- Genre: Documentary
- Written by: Jeremy Paxman
- Directed by: John Hay Roger Parsons Robin Dashwood David Vincent
- Presented by: Jeremy Paxman
- Theme music composer: Chris Nicolaides
- Composer: Chris Nicolaides
- Country of origin: United Kingdom
- Original language: English
- No. of episodes: 5

Production
- Executive producers: Basil Comely (BBC) Catherine McCarthy (Open University)
- Producer: Julian Birkett
- Cinematography: Mike Garner
- Editor: Andrea Carnevali
- Running time: 55–60 minutes
- Production companies: The Open University, BBC productions CoProduction

Original release
- Network: BBC
- Release: 27 February – 26 March 2012

= Empire (2012 TV series) =

Empire is a 2012 docuseries co-produced and written by the BBC and Open University and presented by Jeremy Paxman. Charting the rise of the British Empire from the trading companies of India to the rule over a quarter of the world's population and its legacy in the modern world.

==Media==
A book, Empire: What Ruling the World Did to the British, and a region 2 DVD Empire accompany the series.

==Reception==
The series was criticised by some for its handling of controversial material while trying to avoid offense to numerous stakeholders and audiences.

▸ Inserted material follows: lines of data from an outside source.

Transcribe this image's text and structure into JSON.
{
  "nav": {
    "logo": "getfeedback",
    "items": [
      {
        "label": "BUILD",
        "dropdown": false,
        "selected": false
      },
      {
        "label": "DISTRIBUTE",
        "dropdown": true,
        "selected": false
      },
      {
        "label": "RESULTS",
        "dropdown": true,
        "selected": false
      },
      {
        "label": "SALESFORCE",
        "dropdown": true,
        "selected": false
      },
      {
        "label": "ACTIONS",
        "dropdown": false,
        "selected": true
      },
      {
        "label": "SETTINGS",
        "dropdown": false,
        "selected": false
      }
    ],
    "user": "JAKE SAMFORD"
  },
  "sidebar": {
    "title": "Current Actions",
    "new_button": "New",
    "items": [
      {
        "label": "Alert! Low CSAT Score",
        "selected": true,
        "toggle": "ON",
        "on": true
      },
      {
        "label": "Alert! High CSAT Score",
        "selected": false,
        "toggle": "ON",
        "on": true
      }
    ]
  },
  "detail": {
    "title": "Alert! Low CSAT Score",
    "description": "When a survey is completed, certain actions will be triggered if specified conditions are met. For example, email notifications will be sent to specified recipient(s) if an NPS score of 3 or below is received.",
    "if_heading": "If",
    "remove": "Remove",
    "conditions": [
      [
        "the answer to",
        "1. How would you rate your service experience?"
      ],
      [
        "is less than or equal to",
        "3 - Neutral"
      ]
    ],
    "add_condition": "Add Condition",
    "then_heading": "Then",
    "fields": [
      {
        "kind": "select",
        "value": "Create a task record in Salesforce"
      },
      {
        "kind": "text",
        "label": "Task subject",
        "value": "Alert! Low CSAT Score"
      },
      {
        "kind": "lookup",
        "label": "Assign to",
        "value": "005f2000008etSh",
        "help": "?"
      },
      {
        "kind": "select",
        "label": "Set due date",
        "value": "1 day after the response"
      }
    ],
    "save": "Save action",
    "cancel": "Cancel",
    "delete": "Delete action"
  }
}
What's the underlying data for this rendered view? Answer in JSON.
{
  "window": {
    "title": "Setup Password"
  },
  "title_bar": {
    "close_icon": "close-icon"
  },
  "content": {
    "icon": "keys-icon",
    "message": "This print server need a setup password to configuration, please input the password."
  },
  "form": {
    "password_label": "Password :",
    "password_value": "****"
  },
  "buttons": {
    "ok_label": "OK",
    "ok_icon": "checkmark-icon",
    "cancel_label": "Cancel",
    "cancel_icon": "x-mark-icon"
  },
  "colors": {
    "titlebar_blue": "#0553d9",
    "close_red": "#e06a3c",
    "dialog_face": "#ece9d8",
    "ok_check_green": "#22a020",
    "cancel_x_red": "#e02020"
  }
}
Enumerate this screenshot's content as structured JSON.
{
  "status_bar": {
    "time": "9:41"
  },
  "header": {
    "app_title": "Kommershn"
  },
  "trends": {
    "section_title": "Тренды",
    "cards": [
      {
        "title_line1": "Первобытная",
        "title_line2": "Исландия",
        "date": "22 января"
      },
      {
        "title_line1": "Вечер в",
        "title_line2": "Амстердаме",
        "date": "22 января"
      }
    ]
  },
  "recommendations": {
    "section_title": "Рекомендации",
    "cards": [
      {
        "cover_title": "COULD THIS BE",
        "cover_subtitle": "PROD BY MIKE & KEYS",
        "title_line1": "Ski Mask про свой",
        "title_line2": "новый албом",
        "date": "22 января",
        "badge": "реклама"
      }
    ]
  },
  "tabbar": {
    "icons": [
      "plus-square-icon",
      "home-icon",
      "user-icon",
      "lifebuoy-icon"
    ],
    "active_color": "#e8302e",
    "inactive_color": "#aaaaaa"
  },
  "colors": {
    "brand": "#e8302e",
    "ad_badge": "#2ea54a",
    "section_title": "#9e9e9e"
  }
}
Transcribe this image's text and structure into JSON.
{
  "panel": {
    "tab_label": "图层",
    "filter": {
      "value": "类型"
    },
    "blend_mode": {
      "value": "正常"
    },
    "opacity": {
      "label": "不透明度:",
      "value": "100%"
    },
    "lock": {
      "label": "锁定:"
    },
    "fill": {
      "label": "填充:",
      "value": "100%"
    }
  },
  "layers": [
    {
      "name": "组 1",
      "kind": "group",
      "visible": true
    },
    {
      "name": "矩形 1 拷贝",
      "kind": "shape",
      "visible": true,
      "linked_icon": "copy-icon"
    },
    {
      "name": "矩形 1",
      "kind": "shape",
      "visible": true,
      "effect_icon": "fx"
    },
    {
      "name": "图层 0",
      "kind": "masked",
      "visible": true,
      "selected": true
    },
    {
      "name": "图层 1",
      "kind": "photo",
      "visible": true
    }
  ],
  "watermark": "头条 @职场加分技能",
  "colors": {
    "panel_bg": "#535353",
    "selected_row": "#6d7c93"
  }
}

Associate editor of The Guardian, Michael White, said that "the structure of the programme was ramshackle" and he found the narrative to be "episodic and superficial". He said that Paxman "was diffident charm itself", as opposed to treating "the former subjects of empire with his customary ... abrasiveness". While White also found "the photography pretty as always", he concluded that "the overall effect was curiously patronising, serving to reinforce the impression that the great man was basically on a jolly and going through the motions".

Stuart Jeffries, also for The Guardian, offered similar views, concluding that "Jeremy Paxman fails to argue strongly enough".